Now what happens if you shave off your beard and come back to the bar? The bartender doesn't recognize you, because you don't have a beard anymore. "Sorry," he says, "I need another form of ID." So you show the bartender the digital equivalent of an ID, in this case your passcode. The bartender goes "OK, now I know it's you. I can see the resemblance between you now and the way you used to look, so I'll remember you this way now." Now he remembers your new (slightly different) face.
That's pretty much how FaceID works. The important things to know are that Apple doesn't actually keep a picture of your face; they scan your face using a projected mesh of dots (30,000 of them), calculate the depth in 3D, and then they store that information as a mathematical calculation in the "secure enclave" on your phone (the same enclave that the FBI freaked out about a while back because they couldn't get into it).
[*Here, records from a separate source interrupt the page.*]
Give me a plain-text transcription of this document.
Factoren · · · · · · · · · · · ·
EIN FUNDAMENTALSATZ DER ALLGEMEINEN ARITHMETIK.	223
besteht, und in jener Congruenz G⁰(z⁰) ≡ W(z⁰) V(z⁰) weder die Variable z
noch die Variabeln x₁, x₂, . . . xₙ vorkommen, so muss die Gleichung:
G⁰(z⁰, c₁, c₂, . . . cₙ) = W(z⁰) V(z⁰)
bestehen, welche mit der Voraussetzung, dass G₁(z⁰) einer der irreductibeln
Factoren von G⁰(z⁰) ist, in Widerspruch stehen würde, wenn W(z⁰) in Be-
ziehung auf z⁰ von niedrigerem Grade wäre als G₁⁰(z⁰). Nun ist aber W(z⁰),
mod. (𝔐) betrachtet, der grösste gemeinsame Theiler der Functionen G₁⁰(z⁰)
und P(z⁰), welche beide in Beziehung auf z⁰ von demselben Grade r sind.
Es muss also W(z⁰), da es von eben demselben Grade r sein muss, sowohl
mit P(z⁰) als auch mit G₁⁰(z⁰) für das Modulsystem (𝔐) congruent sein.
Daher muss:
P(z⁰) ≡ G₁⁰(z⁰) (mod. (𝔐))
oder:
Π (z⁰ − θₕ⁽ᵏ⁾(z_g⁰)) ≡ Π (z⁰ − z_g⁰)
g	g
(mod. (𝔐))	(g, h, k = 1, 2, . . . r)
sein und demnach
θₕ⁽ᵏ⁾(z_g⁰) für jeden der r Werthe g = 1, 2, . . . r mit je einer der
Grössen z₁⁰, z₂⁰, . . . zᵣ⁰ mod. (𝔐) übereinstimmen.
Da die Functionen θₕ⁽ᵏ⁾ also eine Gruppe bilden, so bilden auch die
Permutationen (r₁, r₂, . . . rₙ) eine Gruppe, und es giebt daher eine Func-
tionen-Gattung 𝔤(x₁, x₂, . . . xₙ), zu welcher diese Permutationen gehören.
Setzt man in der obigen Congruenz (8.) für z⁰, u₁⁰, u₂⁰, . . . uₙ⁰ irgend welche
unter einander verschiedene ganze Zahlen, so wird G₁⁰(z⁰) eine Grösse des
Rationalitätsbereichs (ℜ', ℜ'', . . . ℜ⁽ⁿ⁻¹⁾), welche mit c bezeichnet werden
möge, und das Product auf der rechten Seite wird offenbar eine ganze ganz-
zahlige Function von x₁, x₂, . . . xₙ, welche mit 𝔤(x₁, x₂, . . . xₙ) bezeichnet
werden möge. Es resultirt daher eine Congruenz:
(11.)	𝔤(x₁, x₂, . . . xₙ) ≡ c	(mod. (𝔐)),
Even if a hacker did get into the security enclave, all they'd get is a long string of useless mathematical data. Also note that the information is only stored on your phone, it's not sent to Apple. That means even if Apple's servers get hacked, no one has your face formula or the passcode for your phone.
So how are kids getting into the phone? Well, hopefully your children sort of look like you. Not enough to get recognized by the bounder, but enough that when your kid looks at the phone and types in the passcode, that the phone can update itself to now recognize that new face, which it thinks is you because they entered your passcode! That'll teach you not to give out your passcode.
So it is actually possible to spoof TouchID? Yes. If Madame Toussad's creates a wax figure of you that is lifelike enough, it would likely be enough to fool the sensors. That's pretty unlikely, though. What if someone, in, say, a totalitarian regime such as the TSA, takes your phone from you and tries to unlock it by aiming it at your face? Apple thought of this too, and made it so if you close your eyes it won't unlock. Pretty smart. Although if you've gotten to the point where the authorities are trying to access your phone without your permission, you've got bigger problems to worry about.
One last note: If you don't want to use FaceID at all, you don't have to. You can just tell the phone to use a good old fashioned passcode, and you're good to go.
FaceID will only get better with time, and you can be certain that Apple has a lot more functionality planned than just unlocking your device and creating hilariously funny karaoke.